The first is a personal experience. Back in the early 1950s, one of my father’s med school professors came here to cure from TB. Alas, he didn’t make it, since none of the therapies worked. But as a result of his post-mortum, they found even though he had TB-like symptoms, what actually killed him was histoplasmosis.
And what is histoplasmosis? Well, coming from someone who passed two semesters of freshman biology ONLY due to the Christ-like kindness of my instructor (blessings on you, Fred McKenzie, wherever you are), I’ll say you probably know as much as I do. Or to put it in terms I understand, it’s a fungal disease that raises hell with your lungs.
But what’s most relevant to this column is not what it is, but how it’s spread. And the answer to that is mostly through bat and bird poop.
Now a quick quiz:
Q: What animals poop in caves?
I’m sure lots of them do, even hermits and spelunkers, but if you included bats in your answer, you may now go to the head of the class!
And thus, if Great-Uncle Jack got a lung disease in a cave, it was NOT TB, because TB is spread from person to person — it neither lurks nor lives in caves all by its lonesome. Histoplasmosis, on the other hand, does exactly that.
So it’s possible G-U J, in fact, did not have and die of tuberculosis. TB was rampant in the early to mid- 20th century (which powered the Glory Days of My Home Town). So he could have contracted it anywhere — which he couldn’t have done with histoplasmosis.
Since I’m known for my dogged pursuit of Truth, I interrogated my brother mercilessly.
“So you’re positive he couldn’t have gotten it from the cave or an open fire?” I asked.
“I am,” he said.
“How about getting it from the cave AND an open fire?

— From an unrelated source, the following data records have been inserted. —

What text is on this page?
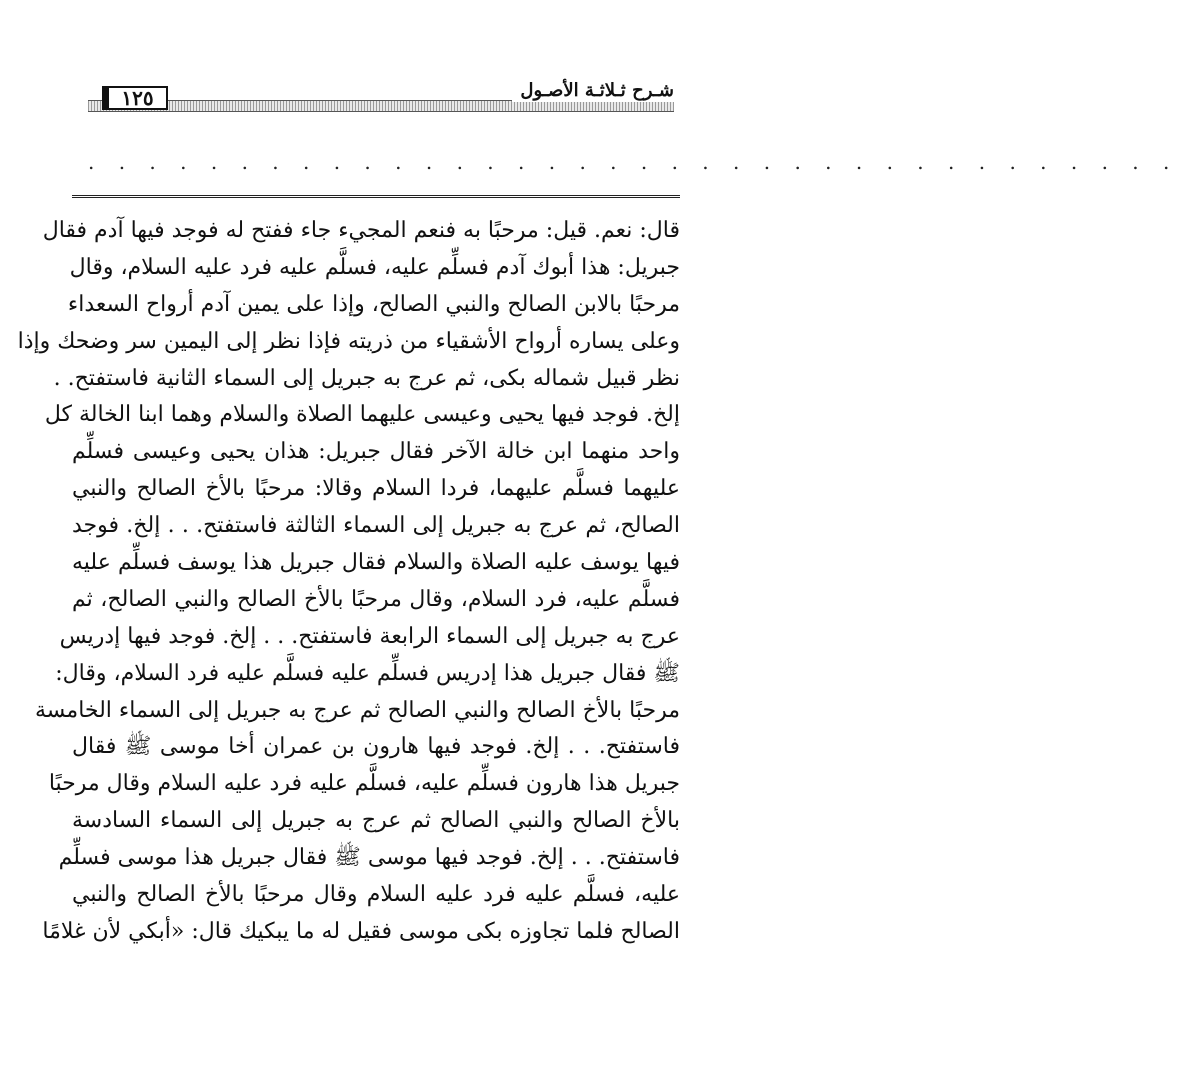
شـرح ثـلاثـة الأصـول
١٢٥
. . . . . . . . . . . . . . . . . . . . . . . . . . . . . . . . . . . .
قال: نعم. قيل: مرحبًا به فنعم المجيء جاء ففتح له فوجد فيها آدم فقال
جبريل: هذا أبوك آدم فسلِّم عليه، فسلَّم عليه فرد عليه السلام، وقال
مرحبًا بالابن الصالح والنبي الصالح، وإذا على يمين آدم أرواح السعداء
وعلى يساره أرواح الأشقياء من ذريته فإذا نظر إلى اليمين سر وضحك وإذا
نظر قبيل شماله بكى، ثم عرج به جبريل إلى السماء الثانية فاستفتح. .
إلخ. فوجد فيها يحيى وعيسى عليهما الصلاة والسلام وهما ابنا الخالة كل
واحد منهما ابن خالة الآخر فقال جبريل: هذان يحيى وعيسى فسلِّم
عليهما فسلَّم عليهما، فردا السلام وقالا: مرحبًا بالأخ الصالح والنبي
الصالح، ثم عرج به جبريل إلى السماء الثالثة فاستفتح. . . إلخ. فوجد
فيها يوسف عليه الصلاة والسلام فقال جبريل هذا يوسف فسلِّم عليه
فسلَّم عليه، فرد السلام، وقال مرحبًا بالأخ الصالح والنبي الصالح، ثم
عرج به جبريل إلى السماء الرابعة فاستفتح. . . إلخ. فوجد فيها إدريس
ﷺ فقال جبريل هذا إدريس فسلِّم عليه فسلَّم عليه فرد السلام، وقال:
مرحبًا بالأخ الصالح والنبي الصالح ثم عرج به جبريل إلى السماء الخامسة
فاستفتح. . . إلخ. فوجد فيها هارون بن عمران أخا موسى ﷺ فقال
جبريل هذا هارون فسلِّم عليه، فسلَّم عليه فرد عليه السلام وقال مرحبًا
بالأخ الصالح والنبي الصالح ثم عرج به جبريل إلى السماء السادسة
فاستفتح. . . إلخ. فوجد فيها موسى ﷺ فقال جبريل هذا موسى فسلِّم
عليه، فسلَّم عليه فرد عليه السلام وقال مرحبًا بالأخ الصالح والنبي
الصالح فلما تجاوزه بكى موسى فقيل له ما يبكيك قال: «أبكي لأن غلامًا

Is that possible?” I said.
“No,” he said.
“Not ever?”
“No,” he said.
“You’re sure?” I said.
“As sure as I am that you’re a pain in the prat,” he said.
“So there’s absolutely no way he coulda gotten it from the cave?”
Finally, his legendary patience didn’t just wear thin — it shredded.
“Dammit!” he snapped. “Enough is enough!”
He took some deep breaths and waited till the bulging vein on the side of his head was no longer in danger of exploding.
“Look,” he said, “I don’t know everything about medicine,” he said. “So, yeah, he COULD have gotten TB from that cave.”
After all his apparent certainty, I was completely taken aback.
“Really?” I said.
“Yeah, really, Bozo,” he said. And then adding his coup de grace, he said, “Provided he’d shared the cave with a tubercular Mexican.”